# Safe Shampoos



## davetgabby (Dec 29, 2007)

http://www.dogsnaturallymagazine.com/how-to-choose-a-safe-shampoo/


----------



## apololaceymom (Aug 27, 2011)

Good luck finding a shampoo with none of those ingredients.


----------



## Kathie (Jul 31, 2008)

Too bad they don't name a few of the safe shampoos.


----------



## Cailleach (Jan 30, 2010)

I agree that it would be pretty hard to find shampoo with none of the ingredients they mentioned...maybe they didn't list any safe shampoo because commercial ones don't exist. There is a plant called soapwort that's a natural soap like flora and then there is old fashioned soap made from natural ingredients. I know about the making of this type of soap as I have made it for decades and the main ingredients are caustic lye, animal fat or plant oil and water. The mixture will eat your skin off if you touch it but after it dries it's a mild soap...I love chemistry.


----------



## davetgabby (Dec 29, 2007)

Kathie said:


> Too bad they don't name a few of the safe shampoos.


here's a good one Kathie, http://www.earthbath.com/index.php


----------



## krandall (Jun 11, 2009)

davetgabby said:


> here's a good one Kathie, http://www.earthbath.com/index.php


Trouble is, I've tried a few, and they didn't do a very good job.

I use their eye wipes though!


----------



## davetgabby (Dec 29, 2007)

I guess every dog is different. Our new groomer uses this and it sure does a great job on Molly.


----------



## krandall (Jun 11, 2009)

davetgabby said:


> I guess every dog is different. Our new groomer uses this and it sure does a great job on Molly.
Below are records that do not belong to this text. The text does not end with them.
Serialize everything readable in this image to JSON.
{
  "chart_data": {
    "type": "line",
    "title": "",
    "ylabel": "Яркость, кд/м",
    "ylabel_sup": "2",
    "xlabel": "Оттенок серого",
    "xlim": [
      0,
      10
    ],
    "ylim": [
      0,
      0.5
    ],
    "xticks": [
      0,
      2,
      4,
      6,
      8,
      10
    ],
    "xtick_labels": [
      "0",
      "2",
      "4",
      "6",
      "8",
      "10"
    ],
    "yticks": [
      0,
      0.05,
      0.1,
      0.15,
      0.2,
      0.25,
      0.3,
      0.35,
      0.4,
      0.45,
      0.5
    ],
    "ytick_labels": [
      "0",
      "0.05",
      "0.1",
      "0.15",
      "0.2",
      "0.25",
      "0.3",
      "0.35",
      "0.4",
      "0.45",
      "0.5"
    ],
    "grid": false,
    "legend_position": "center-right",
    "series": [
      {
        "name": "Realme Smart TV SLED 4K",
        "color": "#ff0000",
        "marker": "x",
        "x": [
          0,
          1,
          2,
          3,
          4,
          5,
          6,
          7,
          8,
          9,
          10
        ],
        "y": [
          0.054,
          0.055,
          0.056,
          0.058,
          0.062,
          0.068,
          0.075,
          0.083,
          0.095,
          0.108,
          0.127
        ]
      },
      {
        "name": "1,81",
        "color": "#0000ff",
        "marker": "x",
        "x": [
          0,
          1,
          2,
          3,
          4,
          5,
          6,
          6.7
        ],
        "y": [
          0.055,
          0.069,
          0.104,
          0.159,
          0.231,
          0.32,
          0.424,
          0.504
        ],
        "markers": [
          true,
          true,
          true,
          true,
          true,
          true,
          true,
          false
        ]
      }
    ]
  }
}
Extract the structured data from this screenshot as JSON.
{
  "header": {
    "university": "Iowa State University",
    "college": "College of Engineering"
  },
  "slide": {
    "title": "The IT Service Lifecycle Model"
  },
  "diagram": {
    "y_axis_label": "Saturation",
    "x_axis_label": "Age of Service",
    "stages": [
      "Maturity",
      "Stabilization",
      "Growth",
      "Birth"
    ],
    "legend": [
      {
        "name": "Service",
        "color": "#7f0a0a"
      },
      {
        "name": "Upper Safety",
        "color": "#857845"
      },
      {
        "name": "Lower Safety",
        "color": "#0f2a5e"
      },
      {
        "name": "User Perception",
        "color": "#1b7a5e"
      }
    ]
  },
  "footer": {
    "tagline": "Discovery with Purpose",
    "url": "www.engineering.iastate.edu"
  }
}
Yeah, Molly looks puffier than Kodi. A lot of products are too heavy for his hair, and make him look greasy and stringy after a few days.


----------



## motherslittlehelper (Mar 18, 2010)

davetgabby said:


> here's a good one Kathie, http://www.earthbath.com/index.php


I like the Oatmeal and Aloe Earth Bath shampoo - use it on Finn. Just got hold of some Earth Bath conditioner that I will be trying soon.


----------